"La France conçoit les brevets comme une reconnaissance du droit de l'inventeur", explique l'historien Gabriel Galvez-Behar
Professeur d’histoire à l'Université de Lille, Gabriel Galvez-Behar a récemment publié "Posséder la science. La propriété scientifique au temps du capitalisme industriel", ouvrage lauréat du prix 2021 de l’Académie François Bourdon pour le patrimoine industriel. Il revient pour L'Usine Nouvelle sur les évolutions des brevets et de la valorisation scientifique.
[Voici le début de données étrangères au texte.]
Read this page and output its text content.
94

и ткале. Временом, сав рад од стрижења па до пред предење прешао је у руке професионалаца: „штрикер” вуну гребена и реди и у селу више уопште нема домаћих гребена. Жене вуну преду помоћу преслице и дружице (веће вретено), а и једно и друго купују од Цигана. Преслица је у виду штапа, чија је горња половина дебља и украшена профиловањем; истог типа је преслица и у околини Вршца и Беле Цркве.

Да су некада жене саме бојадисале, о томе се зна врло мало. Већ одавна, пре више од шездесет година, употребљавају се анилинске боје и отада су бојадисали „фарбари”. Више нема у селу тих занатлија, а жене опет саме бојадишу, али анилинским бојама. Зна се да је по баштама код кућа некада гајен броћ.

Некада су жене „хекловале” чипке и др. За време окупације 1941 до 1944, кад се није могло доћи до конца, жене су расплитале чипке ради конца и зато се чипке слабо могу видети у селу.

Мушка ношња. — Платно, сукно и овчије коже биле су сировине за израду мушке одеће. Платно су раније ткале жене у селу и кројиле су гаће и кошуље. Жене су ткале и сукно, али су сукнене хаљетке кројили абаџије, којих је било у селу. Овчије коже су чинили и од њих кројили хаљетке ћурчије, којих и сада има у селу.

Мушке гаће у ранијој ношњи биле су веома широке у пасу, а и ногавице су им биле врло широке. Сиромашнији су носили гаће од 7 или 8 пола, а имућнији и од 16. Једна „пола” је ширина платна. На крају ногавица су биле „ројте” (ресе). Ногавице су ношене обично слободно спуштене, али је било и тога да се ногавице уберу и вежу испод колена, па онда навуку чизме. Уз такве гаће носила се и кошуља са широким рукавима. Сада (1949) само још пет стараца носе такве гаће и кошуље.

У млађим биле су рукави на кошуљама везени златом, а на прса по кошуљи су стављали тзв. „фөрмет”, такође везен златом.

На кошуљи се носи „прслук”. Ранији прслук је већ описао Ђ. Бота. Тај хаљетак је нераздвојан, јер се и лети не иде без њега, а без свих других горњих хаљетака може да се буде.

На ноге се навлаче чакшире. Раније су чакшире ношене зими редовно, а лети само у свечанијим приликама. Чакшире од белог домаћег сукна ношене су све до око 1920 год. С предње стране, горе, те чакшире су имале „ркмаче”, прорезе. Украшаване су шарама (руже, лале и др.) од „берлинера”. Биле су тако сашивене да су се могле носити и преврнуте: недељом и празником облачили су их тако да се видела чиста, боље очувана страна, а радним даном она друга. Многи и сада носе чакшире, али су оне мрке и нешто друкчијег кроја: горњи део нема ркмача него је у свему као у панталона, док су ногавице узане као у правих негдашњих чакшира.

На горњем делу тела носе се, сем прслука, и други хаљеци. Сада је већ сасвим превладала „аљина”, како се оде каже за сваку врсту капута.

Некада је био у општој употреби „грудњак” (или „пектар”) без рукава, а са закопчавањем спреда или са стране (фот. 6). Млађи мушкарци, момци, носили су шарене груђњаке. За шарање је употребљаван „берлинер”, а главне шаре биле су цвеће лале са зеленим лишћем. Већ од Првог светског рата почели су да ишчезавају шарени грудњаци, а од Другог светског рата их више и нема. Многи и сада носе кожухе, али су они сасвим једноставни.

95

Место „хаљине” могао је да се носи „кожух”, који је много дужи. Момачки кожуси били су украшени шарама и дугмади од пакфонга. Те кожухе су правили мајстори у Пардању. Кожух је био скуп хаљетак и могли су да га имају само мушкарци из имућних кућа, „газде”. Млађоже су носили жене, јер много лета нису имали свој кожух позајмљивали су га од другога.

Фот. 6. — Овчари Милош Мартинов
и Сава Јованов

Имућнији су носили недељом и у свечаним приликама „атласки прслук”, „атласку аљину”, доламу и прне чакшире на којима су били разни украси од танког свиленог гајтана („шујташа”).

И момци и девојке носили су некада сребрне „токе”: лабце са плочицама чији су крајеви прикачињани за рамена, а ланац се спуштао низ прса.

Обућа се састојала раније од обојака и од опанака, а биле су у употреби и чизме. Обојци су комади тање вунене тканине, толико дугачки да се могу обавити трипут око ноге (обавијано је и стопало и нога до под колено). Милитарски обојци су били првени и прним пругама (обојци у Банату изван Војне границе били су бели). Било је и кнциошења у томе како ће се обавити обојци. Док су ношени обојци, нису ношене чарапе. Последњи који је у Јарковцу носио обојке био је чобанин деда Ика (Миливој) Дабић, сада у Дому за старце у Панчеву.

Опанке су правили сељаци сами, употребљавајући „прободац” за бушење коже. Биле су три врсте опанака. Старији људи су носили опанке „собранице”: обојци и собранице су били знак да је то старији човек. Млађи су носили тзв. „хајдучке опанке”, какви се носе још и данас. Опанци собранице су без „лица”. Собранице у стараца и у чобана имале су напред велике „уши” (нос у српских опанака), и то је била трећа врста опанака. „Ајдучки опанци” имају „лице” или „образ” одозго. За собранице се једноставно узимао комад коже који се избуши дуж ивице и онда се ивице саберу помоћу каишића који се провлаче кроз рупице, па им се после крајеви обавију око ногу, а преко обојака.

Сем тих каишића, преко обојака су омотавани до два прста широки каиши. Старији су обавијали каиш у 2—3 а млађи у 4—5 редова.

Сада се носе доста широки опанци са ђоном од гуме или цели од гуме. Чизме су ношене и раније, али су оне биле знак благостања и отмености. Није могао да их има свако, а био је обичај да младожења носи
L’Usine Nouvelle - Dans le cas des vaccins contre le Covid-19, de nombreuses voix se sont élevées en faveur de la levée des brevets. Ces demandes d'ouverture sont-elles nouvelles ?
Gabriel Galvez-Behar - Non. Certains pays, dont la France, n’ont longtemps pas eu de brevets sur les remèdes pharmaceutiques. Il était alors inconcevable de créer des monopoles sur des innovations favorables à la santé humaine et il a fallu attendre la fin des années 1960 pour que le médicament en France soit parfaitement brevetable. Cela est lié à l’internationalisation des firmes pharmaceutiques et à la nécessité d’avoir un cadre permettant les échanges de technologies et de savoir-faire. Par ailleurs, des brevets ont déjà été suspendus. Lors de la Première Guerre mondiale, quand les États-Unis ont été exposés à des pénuries de traitements antisyphilitiques, ils n’ont pas hésité à suspendre les brevets détenus par les entreprises allemandes qui en dominaient alors la production. Dans la santé, les pouvoirs publics sont capables, quand ils le jugent nécessaire, de reprendre la main en matière de propriété intellectuelle.
Dès les années 1880, la part de brevets accordés à des individus chute aux Etats-Unis et les grandes entreprises obligent leurs employés à leur céder par avance les brevets qu’ils pourraient mettre au point dans le cadre de leur travail.